Once in the sea, they can float in areas where large number of marine organism feed, suggesting there is a high possibility that they are ingested by marine life and are likely to enter the food chain.
Microplastics are everywhere, even found in the great lakes of America. The alarming occurrence of these microscopic beads has led to a campaign to ban the microbead
Initiated by: Plastic Soup Foundation & Stichting De Noordzee, an app has been created that allows the consumer to look up the ingredients of products to find out if it contains plastics. Download the app , select your country and scan the product barcode with a smartphone. The app reads the barcode, and indicates using a traffic light system, whether microplastics are present. You can also check the product list online .
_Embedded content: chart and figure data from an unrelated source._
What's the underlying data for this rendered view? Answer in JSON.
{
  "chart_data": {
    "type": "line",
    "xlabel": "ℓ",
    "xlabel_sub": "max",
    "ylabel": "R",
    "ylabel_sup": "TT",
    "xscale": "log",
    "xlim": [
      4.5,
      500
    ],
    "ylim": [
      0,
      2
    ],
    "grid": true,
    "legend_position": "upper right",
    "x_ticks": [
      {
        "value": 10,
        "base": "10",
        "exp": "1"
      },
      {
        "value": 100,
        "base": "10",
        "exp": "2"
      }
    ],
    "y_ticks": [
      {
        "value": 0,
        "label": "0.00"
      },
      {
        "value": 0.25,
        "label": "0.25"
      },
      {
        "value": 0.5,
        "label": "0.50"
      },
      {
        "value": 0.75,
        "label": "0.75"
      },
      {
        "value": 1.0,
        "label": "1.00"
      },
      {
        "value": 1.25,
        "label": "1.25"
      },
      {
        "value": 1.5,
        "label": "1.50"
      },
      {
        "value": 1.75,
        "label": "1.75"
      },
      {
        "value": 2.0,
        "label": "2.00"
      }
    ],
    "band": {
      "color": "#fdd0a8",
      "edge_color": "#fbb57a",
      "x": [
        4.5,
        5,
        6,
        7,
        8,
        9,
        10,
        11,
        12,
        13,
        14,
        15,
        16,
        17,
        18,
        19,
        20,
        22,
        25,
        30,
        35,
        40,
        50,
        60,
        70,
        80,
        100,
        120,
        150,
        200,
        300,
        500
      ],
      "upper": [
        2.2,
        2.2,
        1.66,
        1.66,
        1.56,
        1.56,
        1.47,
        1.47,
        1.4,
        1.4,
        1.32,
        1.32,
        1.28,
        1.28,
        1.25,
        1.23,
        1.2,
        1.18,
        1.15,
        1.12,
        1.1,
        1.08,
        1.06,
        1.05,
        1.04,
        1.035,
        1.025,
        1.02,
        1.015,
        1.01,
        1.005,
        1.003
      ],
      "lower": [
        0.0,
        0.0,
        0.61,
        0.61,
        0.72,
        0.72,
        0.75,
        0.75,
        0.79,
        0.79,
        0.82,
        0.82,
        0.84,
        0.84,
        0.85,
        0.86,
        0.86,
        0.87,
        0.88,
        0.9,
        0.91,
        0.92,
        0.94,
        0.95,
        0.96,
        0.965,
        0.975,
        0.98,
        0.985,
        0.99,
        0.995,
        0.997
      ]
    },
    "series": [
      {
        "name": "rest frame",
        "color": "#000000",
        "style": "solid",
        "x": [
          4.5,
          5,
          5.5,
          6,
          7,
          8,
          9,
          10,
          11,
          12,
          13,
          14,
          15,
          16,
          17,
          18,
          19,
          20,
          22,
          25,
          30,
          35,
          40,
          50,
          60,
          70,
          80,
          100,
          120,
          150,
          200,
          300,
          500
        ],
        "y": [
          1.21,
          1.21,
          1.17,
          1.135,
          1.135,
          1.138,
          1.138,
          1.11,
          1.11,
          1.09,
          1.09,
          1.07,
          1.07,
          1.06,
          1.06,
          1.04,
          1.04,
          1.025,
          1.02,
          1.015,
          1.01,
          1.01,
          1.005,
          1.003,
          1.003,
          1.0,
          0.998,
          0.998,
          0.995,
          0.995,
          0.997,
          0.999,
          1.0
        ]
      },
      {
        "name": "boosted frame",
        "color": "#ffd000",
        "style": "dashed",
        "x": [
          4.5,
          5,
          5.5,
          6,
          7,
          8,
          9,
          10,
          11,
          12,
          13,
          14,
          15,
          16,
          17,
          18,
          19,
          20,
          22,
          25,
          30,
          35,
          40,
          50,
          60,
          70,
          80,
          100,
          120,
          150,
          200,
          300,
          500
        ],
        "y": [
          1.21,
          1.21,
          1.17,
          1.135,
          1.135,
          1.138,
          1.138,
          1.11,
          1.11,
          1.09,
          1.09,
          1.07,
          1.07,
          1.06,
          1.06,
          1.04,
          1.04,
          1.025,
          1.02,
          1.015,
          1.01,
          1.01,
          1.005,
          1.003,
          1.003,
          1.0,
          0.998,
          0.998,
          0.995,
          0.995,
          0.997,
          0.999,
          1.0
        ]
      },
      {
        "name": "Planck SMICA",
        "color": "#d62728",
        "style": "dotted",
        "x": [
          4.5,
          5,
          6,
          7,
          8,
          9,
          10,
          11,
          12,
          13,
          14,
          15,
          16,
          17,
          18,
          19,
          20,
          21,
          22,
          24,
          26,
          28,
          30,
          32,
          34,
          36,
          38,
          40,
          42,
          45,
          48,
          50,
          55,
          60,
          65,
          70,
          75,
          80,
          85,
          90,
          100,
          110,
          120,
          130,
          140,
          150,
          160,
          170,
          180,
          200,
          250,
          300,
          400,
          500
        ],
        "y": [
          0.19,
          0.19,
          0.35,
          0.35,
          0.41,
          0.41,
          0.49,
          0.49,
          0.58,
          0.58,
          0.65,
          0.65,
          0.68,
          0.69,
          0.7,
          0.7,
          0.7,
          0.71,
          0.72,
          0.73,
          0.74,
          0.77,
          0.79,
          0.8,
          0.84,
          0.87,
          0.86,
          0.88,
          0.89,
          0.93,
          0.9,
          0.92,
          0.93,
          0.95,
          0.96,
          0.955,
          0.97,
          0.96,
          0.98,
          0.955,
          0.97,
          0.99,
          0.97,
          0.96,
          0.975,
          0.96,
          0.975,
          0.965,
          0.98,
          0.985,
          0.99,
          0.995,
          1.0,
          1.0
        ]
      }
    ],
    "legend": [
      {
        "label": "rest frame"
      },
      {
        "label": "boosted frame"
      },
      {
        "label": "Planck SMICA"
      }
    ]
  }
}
- Red: contains microbeads
- Orange: contains microbeads but manufactures has indicated it will replace or adopt product accordingly
- Green: free from microplastics
Major cosmetic companies have said they will phase out the use of microplastics, for example LUSH has already remove microplastics from all products. Body shop is also leading the way to be microbead free by the end of 2014.
So here is my suggestion to you, take a look at the links on this page and find out if any of the products you use contain microplastics, you can even use this app to scan barcodes. Let’s all phase out and stop our use of microplastics, to reduce our impact on the marine environment. Why not use alternatives, like apricot rind, cocoa beads or oatmeal soap? They smell delicious.